For the last year, I have been going to Danish classes about 4 times a week. Most of the time I resented it and couldn’t be happier for the day I’d be done with language school. But now I’m almost done and I feel like I’m not ready to be “released” into Danish society just yet.
In Denmark there are 3 language levels (for those that only went to elementary school, high school, or have an academic background) and I’m placed in the group with an academic background where the full education will lead up to level B2. So for most of last year, I have been in different classes with like-minded people and a lot of them I call my friends.
While I was allowed to skip the first module pretty much on the basis of speaking Dutch, it still took me a year to finish module 2 til 5 (which I considering long, but it’s actually a lot shorter than the 3 years the government reserves for us). I never allowed myself to take any breaks, not even during summer. My dad learned Dutch in about 2/3 years and my mom, well lets just say that she “knows” Dutch and they did this all under the pressure of a 60 hour a week job. So I was (and still am) determined to get a hold on this language.
Most of the time though, I didn’t really felt that my Danish was improving at all and in my mind I always made the next module the benchmark of being fluent: while being in module 3, I’d say “when I’m in module 4, I’ll be fluent” and while being in module 4, I’d say the same about module 5. I’d always feel intimidated by those darn Germans, because somehow they were always fluent as soon as they just walked into the class room. And over the year, I’ve received a lot of feedback (or critique) from my teachers on my writing assignment. But honestly, who wants to write a 200 words essay about the Danish healthcare system?
So now I’ve finished the first half of the final exam (level B2) and I just received the below messaged from the language school:
First of all, I have to start with the Danish grading scale, it might be the weirdest system world-wide. The lowest grade is a -3, passing is 02 and 12 is the highest grade. While I was kinda aiming for “passing”, so it all would be done, I surprised myself with a 12 (A or 10/10) for reading and a 10 for writing (B or 9/10). While I received these fantastic grades, I still feel my Danish isn’t wat it is supposed to be. Of course, at this point I’m able to go see a doctor in Danish, order a beer at the bar or even do some small talking. But I definitely feel that I’m not completely able yet to let my personality shine through in Danish and I easily get caught of guard when people speak Danish to me. In 2 weeks I will have my (final) oral exam and if I pass this I will finally done: but do I really want to be done?

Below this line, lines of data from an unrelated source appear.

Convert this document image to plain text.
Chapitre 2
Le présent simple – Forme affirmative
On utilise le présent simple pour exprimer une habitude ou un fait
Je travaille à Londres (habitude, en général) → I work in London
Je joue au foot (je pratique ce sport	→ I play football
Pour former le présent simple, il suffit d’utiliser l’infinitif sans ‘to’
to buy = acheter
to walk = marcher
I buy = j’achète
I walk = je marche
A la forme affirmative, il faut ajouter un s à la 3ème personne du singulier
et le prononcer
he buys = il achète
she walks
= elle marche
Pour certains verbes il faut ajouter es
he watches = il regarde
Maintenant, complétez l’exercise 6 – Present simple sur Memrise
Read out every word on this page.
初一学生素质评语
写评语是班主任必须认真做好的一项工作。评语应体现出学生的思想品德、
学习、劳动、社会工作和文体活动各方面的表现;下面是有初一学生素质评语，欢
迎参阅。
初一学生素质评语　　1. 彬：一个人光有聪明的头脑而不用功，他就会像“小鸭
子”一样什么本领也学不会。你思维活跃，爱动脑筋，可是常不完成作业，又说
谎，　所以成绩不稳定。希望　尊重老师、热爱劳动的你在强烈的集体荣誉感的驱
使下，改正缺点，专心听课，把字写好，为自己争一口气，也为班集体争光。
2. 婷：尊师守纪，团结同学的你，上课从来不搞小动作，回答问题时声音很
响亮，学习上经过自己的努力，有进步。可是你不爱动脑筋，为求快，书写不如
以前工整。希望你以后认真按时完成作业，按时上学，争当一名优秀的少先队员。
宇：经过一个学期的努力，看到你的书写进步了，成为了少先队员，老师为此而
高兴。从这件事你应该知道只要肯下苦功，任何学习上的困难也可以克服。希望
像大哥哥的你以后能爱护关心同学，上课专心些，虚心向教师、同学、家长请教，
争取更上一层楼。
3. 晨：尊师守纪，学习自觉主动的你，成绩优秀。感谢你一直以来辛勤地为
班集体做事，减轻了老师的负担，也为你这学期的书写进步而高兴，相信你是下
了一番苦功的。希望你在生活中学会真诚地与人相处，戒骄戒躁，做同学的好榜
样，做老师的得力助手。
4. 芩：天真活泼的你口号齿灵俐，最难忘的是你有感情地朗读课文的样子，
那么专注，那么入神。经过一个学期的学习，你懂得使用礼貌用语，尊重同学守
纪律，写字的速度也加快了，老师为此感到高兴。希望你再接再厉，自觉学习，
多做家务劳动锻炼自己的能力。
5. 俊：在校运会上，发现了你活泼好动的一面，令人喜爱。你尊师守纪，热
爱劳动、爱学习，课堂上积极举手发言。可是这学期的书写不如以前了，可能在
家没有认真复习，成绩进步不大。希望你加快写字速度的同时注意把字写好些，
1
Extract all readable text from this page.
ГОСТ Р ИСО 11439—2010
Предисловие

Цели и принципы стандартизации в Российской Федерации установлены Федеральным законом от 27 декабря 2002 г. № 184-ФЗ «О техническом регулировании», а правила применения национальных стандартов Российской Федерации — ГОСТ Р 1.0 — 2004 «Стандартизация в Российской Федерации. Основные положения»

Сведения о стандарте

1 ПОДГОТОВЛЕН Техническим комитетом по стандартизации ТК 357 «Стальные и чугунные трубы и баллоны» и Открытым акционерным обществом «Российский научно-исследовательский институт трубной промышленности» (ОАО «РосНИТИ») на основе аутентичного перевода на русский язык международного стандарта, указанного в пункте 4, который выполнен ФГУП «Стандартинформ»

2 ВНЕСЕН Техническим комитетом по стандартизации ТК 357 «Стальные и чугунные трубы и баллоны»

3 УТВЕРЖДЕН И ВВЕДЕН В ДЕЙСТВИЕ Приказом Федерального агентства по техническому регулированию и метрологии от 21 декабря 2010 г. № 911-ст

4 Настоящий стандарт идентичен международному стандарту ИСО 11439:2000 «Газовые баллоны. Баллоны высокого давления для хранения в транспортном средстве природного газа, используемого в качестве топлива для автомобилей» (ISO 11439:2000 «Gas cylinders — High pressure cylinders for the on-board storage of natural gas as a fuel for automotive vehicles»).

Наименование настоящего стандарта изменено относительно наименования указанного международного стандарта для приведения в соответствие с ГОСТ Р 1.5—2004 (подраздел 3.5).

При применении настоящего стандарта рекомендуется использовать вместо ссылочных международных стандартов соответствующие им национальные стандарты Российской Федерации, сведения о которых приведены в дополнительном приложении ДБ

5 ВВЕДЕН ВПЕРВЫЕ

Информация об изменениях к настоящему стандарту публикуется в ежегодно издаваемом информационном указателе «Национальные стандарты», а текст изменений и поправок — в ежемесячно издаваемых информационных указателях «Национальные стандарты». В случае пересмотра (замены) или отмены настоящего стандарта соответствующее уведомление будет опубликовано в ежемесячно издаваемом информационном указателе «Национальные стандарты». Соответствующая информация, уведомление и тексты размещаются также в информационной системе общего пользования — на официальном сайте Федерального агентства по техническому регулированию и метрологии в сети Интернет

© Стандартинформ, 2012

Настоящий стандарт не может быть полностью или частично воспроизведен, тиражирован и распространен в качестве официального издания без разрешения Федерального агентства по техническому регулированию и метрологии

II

I’m really hard for myself and while most people are satisfied with the regular “Danskuddannelse”, I’m still not content with my Danish these days. If I manage to graduate with a 10 on average, it’s possible to apply for “Studieprøve”: a Danish education, which leads to level C1. With this diploma you’re allowed to study at a Danish taught education (not that I’m interested in that), but it gives me some more time to develop my Danish skill further. So even though, I have shouted for the last year that I wanted Danish to be over I have to withdraw my words.
Have you ever tried to learn a new language and has it been as frustrating as Danish has been for me?